Saskatchewan Premier Brad Wall said he was taken aback by Mr. McGuinty’s remarks, and looked forward to some clarification from him at the three-day meeting, which begins Wednesday.

“I just frankly don’t understand the comment that any other part of the country has subsidized the energy sector,” Mr. Wall said. “I don’t think it has ever really needed it.”

Mr. Wall said he would like to see talks about a national energy policy, combining the efforts of the provinces, Ottawa and industry into deliberations about transportation, regulation, environmental issues, as well as marketing and branding.

Premiers will continue to arrive in Vancouver on Wednesday. Talks on Thursday include a focus on jobs and the economy. On Friday, the agenda focuses on sustainability in health care. Gary Doer, Canada’s ambassador to the United States, has been invited by Ms. Clark on the concluding day to talk about relations with the U.S.

Asked about the meetings, Ms.

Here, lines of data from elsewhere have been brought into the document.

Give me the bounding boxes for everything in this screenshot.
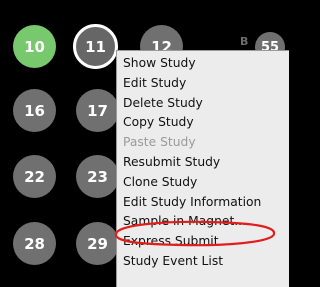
day-cell-23[interactable]: 23 [76,155,119,198]
menu-item-edit-study-information[interactable]: Edit Study Information [117,193,289,213]
context-menu: Show Study Edit Study Delete Study Copy … [116,50,289,287]
day-cell-22[interactable]: 22 [13,155,56,198]
menu-item-study-event-list[interactable]: Study Event List [117,252,289,272]
menu-item-show-study[interactable]: Show Study [117,54,289,74]
day-marker-letter: B [240,35,249,48]
menu-item-edit-study[interactable]: Edit Study [117,74,289,94]
day-cell-16[interactable]: 16 [13,89,56,132]
menu-item-copy-study[interactable]: Copy Study [117,113,289,133]
menu-item-delete-study[interactable]: Delete Study [117,94,289,114]
day-cell-17[interactable]: 17 [76,89,119,132]
menu-item-resubmit-study[interactable]: Resubmit Study [117,153,289,173]
day-cell-29[interactable]: 29 [76,222,119,265]
menu-item-paste-study: Paste Study [123,135,196,150]
day-cell-28[interactable]: 28 [13,222,56,265]
menu-item-clone-study[interactable]: Clone Study [117,173,289,193]
day-cell-10[interactable]: 10 [13,25,56,68]
day-cell-11[interactable]: 11 [73,24,118,69]
menu-item-sample-in-magnet[interactable]: Sample in Magnet... [117,212,289,232]
menu-item-express-submit[interactable]: Express Submit [117,232,289,252]
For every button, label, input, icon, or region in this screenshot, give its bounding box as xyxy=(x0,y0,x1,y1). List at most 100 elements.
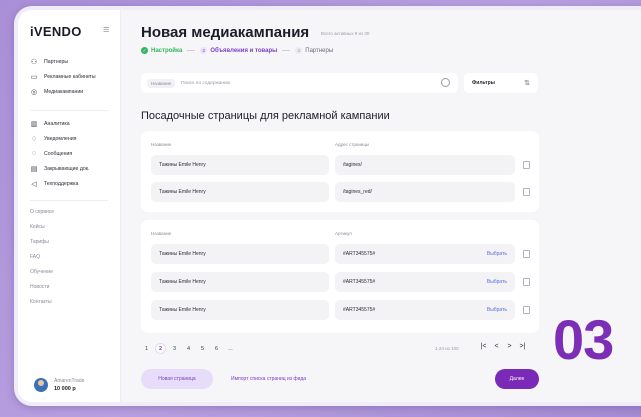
link-learning[interactable]: Обучение xyxy=(30,264,54,279)
last-page-icon[interactable]: >| xyxy=(516,343,529,350)
first-page-icon[interactable]: |< xyxy=(477,343,490,350)
landing-url-field[interactable]: /tagines_red/ xyxy=(335,182,515,202)
step-label: Партнеры xyxy=(305,47,334,54)
section-title: Посадочные страницы для рекламной кампан… xyxy=(141,110,390,122)
page-button-active[interactable]: 2 xyxy=(155,343,166,354)
step-ads-products[interactable]: 2 Объявления и товары xyxy=(200,47,277,54)
sku-value: #ART345575# xyxy=(343,279,376,285)
page-button[interactable]: 4 xyxy=(183,343,194,354)
step-label: Настройка xyxy=(151,47,183,54)
sidebar-item-documents[interactable]: ▤ Закрывающие док. xyxy=(30,161,90,176)
product-name-field[interactable]: Тажины Emile Henry xyxy=(151,300,329,320)
page-button[interactable]: 6 xyxy=(211,343,222,354)
avatar xyxy=(34,378,48,392)
app-window: iVENDO ≡ ⚇ Партнеры ▭ Рекламные кабинеты… xyxy=(14,6,641,406)
trash-icon[interactable] xyxy=(523,278,530,286)
product-sku-field[interactable]: #ART345575# Выбрать xyxy=(335,244,515,264)
trash-icon[interactable] xyxy=(523,161,530,169)
link-news[interactable]: Новости xyxy=(30,279,54,294)
monitor-icon: ▭ xyxy=(30,73,38,81)
filter-button[interactable]: Фильтры ⇅ xyxy=(464,73,538,93)
step-number-overlay: 03 xyxy=(553,308,614,371)
megaphone-icon: ◁ xyxy=(31,180,37,188)
active-count: Всего активных 9 из 30 xyxy=(321,31,370,36)
sidebar-item-label: Уведомления xyxy=(44,135,77,142)
next-page-icon[interactable]: > xyxy=(503,343,516,350)
step-connector xyxy=(187,50,196,51)
user-profile[interactable]: AmarenTrade 10 000 р xyxy=(34,378,84,392)
nav-group-tools: ▥ Аналитика ♢ Уведомления ◌ Сообщения ▤ … xyxy=(30,116,90,191)
link-contacts[interactable]: Контакты xyxy=(30,294,54,309)
divider xyxy=(30,200,108,201)
link-faq[interactable]: FAQ xyxy=(30,249,54,264)
import-feed-link[interactable]: Импорт списка страниц из фида xyxy=(231,376,306,382)
divider xyxy=(30,110,108,111)
sku-value: #ART345575# xyxy=(343,307,376,313)
sidebar-item-label: Аналитика xyxy=(44,120,70,127)
link-cases[interactable]: Кейсы xyxy=(30,219,54,234)
step-partners[interactable]: 3 Партнеры xyxy=(295,47,333,54)
sidebar-item-notifications[interactable]: ♢ Уведомления xyxy=(30,131,90,146)
trash-icon[interactable] xyxy=(523,188,530,196)
document-icon: ▤ xyxy=(30,165,38,173)
sidebar-item-campaigns[interactable]: ◎ Медиакампании xyxy=(30,84,96,99)
link-about[interactable]: О сервисе xyxy=(30,204,54,219)
product-name-field[interactable]: Тажины Emile Henry xyxy=(151,272,329,292)
step-connector xyxy=(282,50,291,51)
check-icon: ✓ xyxy=(141,47,148,54)
sidebar-item-label: Техподдержка xyxy=(44,180,79,187)
sidebar-item-label: Партнеры xyxy=(44,58,69,65)
bar-chart-icon: ▥ xyxy=(30,120,38,128)
page-arrows: |< < > >| xyxy=(477,343,529,350)
stepper: ✓ Настройка 2 Объявления и товары 3 Парт… xyxy=(141,47,333,54)
sidebar: iVENDO ≡ ⚇ Партнеры ▭ Рекламные кабинеты… xyxy=(18,10,121,402)
pick-button[interactable]: Выбрать xyxy=(487,307,507,313)
next-button[interactable]: Далее xyxy=(495,369,539,389)
sidebar-item-support[interactable]: ◁ Техподдержка xyxy=(30,176,90,191)
search-bar[interactable]: Название Поиск по содержанию xyxy=(141,73,458,93)
sku-value: #ART345575# xyxy=(343,251,376,257)
pick-button[interactable]: Выбрать xyxy=(487,279,507,285)
column-header-name: Название xyxy=(151,231,172,236)
page-button[interactable]: 5 xyxy=(197,343,208,354)
nav-group-main: ⚇ Партнеры ▭ Рекламные кабинеты ◎ Медиак… xyxy=(30,54,96,99)
nav-group-links: О сервисе Кейсы Тарифы FAQ Обучение Ново… xyxy=(30,204,54,309)
step-number: 3 xyxy=(295,47,303,54)
search-icon[interactable] xyxy=(441,78,450,87)
menu-icon[interactable]: ≡ xyxy=(103,24,109,36)
sidebar-item-label: Рекламные кабинеты xyxy=(44,73,96,80)
users-icon: ⚇ xyxy=(30,58,38,66)
page-button[interactable]: 1 xyxy=(141,343,152,354)
user-balance: 10 000 р xyxy=(54,386,76,392)
pick-button[interactable]: Выбрать xyxy=(487,251,507,257)
sidebar-item-messages[interactable]: ◌ Сообщения xyxy=(30,146,90,161)
page-button[interactable]: 3 xyxy=(169,343,180,354)
page-ellipsis: ... xyxy=(228,345,233,352)
bell-icon: ♢ xyxy=(30,135,38,143)
sidebar-item-label: Сообщения xyxy=(44,150,73,157)
product-sku-field[interactable]: #ART345575# Выбрать xyxy=(335,272,515,292)
product-name-field[interactable]: Тажины Emile Henry xyxy=(151,244,329,264)
landing-url-field[interactable]: /tagines/ xyxy=(335,155,515,175)
trash-icon[interactable] xyxy=(523,250,530,258)
new-page-button[interactable]: Новая страница xyxy=(141,369,213,389)
step-number: 2 xyxy=(200,47,208,54)
search-input[interactable]: Поиск по содержанию xyxy=(181,81,230,86)
sidebar-item-ad-accounts[interactable]: ▭ Рекламные кабинеты xyxy=(30,69,96,84)
search-scope-chip[interactable]: Название xyxy=(147,78,176,88)
link-pricing[interactable]: Тарифы xyxy=(30,234,54,249)
sidebar-item-analytics[interactable]: ▥ Аналитика xyxy=(30,116,90,131)
products-card: Название Артикул Тажины Emile Henry #ART… xyxy=(141,220,539,333)
sliders-icon: ⇅ xyxy=(524,80,530,87)
step-settings[interactable]: ✓ Настройка xyxy=(141,47,182,54)
landing-name-field[interactable]: Тажины Emile Henry xyxy=(151,155,329,175)
sidebar-item-partners[interactable]: ⚇ Партнеры xyxy=(30,54,96,69)
logo: iVENDO xyxy=(30,24,82,39)
product-sku-field[interactable]: #ART345575# Выбрать xyxy=(335,300,515,320)
column-header-name: Название xyxy=(151,142,172,147)
filter-label: Фильтры xyxy=(472,80,495,86)
prev-page-icon[interactable]: < xyxy=(490,343,503,350)
trash-icon[interactable] xyxy=(523,306,530,314)
landing-name-field[interactable]: Тажины Emile Henry xyxy=(151,182,329,202)
page-range: 1-24 из 100 xyxy=(435,346,459,351)
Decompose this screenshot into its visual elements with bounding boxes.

Clark underlined Asia as her key priority. “We need to raise national literacy about Asia Pacific,” she told reporters during an unrelated news conference in North Vancouver.

“We need to start that discussion nationally about how we can expand and improve our trade relationships across the Pacific with China and India and other Asian countries because that’s the future.”

Mr. Wall said the topic, a consistent theme in gatherings of premiers, requires ongoing work. “These kinds of relationships are akin to gardening. You’ve got to be constantly tending it,” he said. “It’s a matter of stewardship.”

Ms. Clark, who has been under fire in B.C. for shifting positions on Senate reform, said the issue is not on the agenda for this meeting.